Indeed, several companies are involved in hurried and secretive campaigns to build the world’s first undersea resort. Right now, it looks as if the prize will go to a Florida outfit called US Subs, which already does a roaring trade renting submersibles. According to the company’s co-owner, Bruce Jones, US Subs has two major projects in the works — “very serious, well-funded efforts”: a 20-room hotel complex with a 60-seat restaurant and a 60-seat bar, and a much larger, 300-room complex. He hopes to start construction on the smaller hotel within six months. “We are looking at several locations,” he says, “including the Caribbean and the South Pacific.”
These hotels will bear little resemblance to the clanky, crypt-like, cigar-shaped habitats of yore. They will be located at much shallower depths; access will be by elevator or escalator; the atmosphere will be kept at surface-level pressure; and, perhaps most important, they will be dry. In many ways, these resorts will resemble large, fully submerged aquariums.

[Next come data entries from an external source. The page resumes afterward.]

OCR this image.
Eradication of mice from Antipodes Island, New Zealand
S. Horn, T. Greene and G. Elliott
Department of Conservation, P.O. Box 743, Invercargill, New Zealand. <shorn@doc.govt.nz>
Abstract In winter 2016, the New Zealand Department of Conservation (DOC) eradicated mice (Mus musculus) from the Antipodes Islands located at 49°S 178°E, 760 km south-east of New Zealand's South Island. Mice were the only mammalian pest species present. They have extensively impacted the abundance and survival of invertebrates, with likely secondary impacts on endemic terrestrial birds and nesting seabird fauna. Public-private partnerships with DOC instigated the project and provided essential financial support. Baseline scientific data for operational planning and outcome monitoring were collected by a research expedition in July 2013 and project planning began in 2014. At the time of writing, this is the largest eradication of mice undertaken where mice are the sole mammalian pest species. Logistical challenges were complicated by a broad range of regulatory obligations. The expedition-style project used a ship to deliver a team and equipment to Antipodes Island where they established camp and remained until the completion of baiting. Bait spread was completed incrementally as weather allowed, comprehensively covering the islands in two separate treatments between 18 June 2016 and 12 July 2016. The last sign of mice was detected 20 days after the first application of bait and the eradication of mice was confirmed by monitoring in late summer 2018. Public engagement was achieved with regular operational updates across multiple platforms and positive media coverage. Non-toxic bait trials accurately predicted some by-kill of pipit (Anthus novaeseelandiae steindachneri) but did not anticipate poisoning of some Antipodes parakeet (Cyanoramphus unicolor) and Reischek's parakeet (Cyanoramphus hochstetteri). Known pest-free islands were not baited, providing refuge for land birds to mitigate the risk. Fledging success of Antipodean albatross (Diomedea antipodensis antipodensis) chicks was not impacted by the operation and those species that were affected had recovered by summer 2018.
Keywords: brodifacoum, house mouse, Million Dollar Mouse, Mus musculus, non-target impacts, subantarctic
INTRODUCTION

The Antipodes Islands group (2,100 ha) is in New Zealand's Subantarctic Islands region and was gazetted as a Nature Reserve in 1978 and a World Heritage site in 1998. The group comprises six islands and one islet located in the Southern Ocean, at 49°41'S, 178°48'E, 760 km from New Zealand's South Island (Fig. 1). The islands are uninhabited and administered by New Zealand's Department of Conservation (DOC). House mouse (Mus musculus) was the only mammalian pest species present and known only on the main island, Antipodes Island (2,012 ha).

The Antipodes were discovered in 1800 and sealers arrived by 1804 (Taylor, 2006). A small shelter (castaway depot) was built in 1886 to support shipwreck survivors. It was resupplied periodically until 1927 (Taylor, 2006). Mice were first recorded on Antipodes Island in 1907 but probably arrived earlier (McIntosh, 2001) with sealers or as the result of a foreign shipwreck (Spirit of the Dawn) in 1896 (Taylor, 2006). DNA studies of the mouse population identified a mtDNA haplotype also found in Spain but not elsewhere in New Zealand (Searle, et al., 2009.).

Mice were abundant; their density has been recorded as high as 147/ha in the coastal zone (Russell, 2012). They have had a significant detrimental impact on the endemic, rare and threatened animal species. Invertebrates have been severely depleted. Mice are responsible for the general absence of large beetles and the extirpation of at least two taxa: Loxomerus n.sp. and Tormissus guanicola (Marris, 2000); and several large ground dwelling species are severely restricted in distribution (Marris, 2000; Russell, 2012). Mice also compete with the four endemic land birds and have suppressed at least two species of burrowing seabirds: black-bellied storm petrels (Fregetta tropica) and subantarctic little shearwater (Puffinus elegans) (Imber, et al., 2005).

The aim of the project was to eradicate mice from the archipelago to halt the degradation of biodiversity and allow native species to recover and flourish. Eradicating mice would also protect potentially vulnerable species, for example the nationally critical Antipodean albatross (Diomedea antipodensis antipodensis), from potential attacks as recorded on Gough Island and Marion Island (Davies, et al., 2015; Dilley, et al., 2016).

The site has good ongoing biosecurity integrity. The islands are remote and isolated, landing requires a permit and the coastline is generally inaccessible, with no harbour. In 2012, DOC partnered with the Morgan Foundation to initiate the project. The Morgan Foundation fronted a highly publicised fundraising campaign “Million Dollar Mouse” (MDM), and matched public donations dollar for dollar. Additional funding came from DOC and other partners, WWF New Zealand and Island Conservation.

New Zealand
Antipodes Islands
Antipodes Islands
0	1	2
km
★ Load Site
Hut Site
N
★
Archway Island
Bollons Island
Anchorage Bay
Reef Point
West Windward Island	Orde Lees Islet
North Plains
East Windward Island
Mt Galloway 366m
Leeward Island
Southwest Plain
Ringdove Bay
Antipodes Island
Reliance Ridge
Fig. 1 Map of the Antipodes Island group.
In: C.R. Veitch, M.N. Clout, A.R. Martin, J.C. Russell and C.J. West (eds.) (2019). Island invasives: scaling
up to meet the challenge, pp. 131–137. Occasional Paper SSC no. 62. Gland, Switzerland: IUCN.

“With our hotel,” says Jones, “about 70 percent of the surface area will be transparent acrylic. The walls and ceilings will be essentially transparent.” He adds: “We’ve spent a lot of time doing calculations and figuring out how to optimize visibility without compromising structural integrity.”
Underwater luxury may sound light-years away from Winslow Burleson’s overly buoyant underwater tent, but in many ways Burleson is pursuing the same dream as Koblick, Jones, and the host of leisure-industry companies racing to put pillows with mints on them at the bottom of the sea. “You could put some form of cot in it,” he says of his tent. “You can do a fresh-water rinse, get a bit comfortable, have a bit of a meal. You could have a battery heater.”
Burleson hasn’t even begun to think in terms of marketing just yet, but he has mentioned his idea to a few friends. “I have a fun time describing it,” he says. “A lot of people get really excited; they want to know when it’s going to be ready. But there are plenty of people who . . . ” He pauses. “There are people who just don’t want to go underwater.”